2. Antiviruses do not provide security. They clean up after a breach. This is useful, but I prefer to simply not have the breach.
3. Firewalls are of limited usefulness as well. I have personally used vulnerabilities in firewalls many times to penetrate machines. Rather than installing something to block access to services, turn the services off, or block them within the TCP/IP configuration.
A few suggestions:
1. Delete/disable all administrative shares.
2. Passwords on Windows should either contain unicode characters 179-200 and/or be over 14 characters. This invalidates the LM hashes preventing easy cryptanalytic attacks when authenticating over the network, or if somebody anaged to actually get on your machine. The older hashes are compatability throwbacks and not necessary for local authentication.
3. Run IE as a separate user and deny execute permission on the local settings folders and all sensitive areas for that user. IE is now immune to malware. It can exploit all day and nothing will be able to run. Do the same for Flash and other "add ons."
4. Use limited accounts for everything.
5. Test out suspicious downloads in a sandbox or virtual machine before running.

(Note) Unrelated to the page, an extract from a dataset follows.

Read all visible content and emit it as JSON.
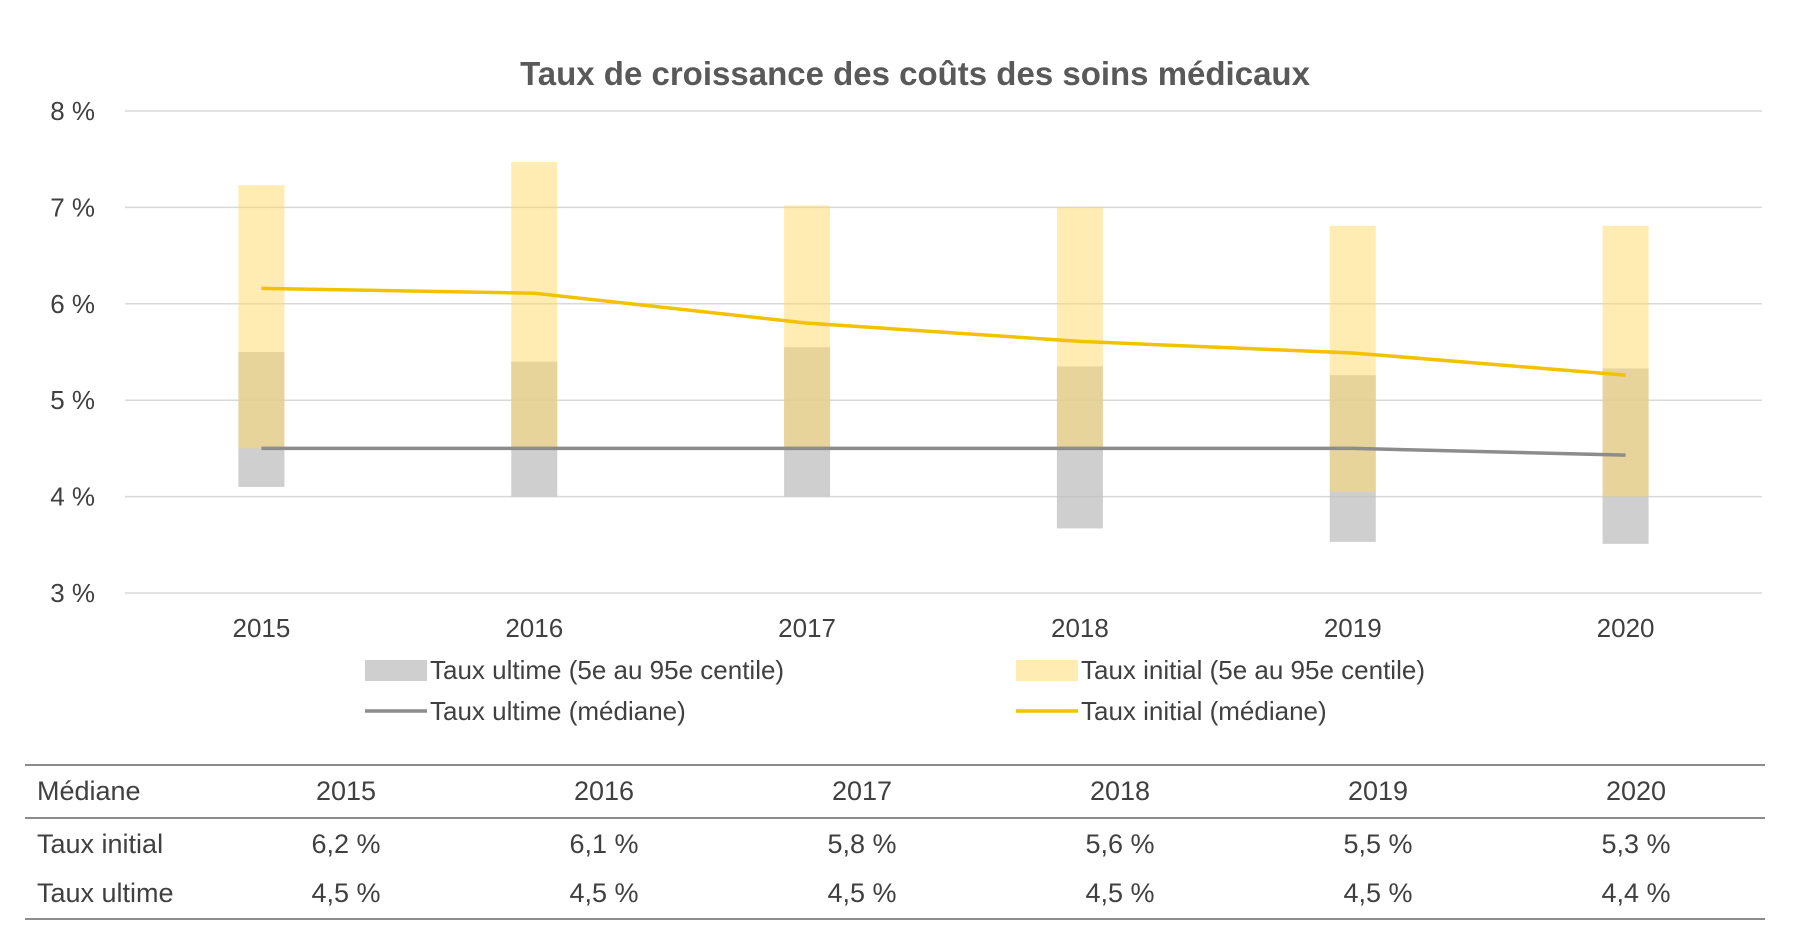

6. Use a GOOD antivirus occasionally. Avast and Avira are good free antiviruses, but nothing on the market can even come close to Nod32 in terms of heuristic capabilities, low resource usage, and program compatability.
7. Audit everything. Audit logs are your best source of information as to what is happenening in your computer. Setting CAF (Crash on Audit Failure) is a good thing to set as well. This will immediately kill the computer the moment something interferes with the logging process, preserving the integrity and accuracy of the logs.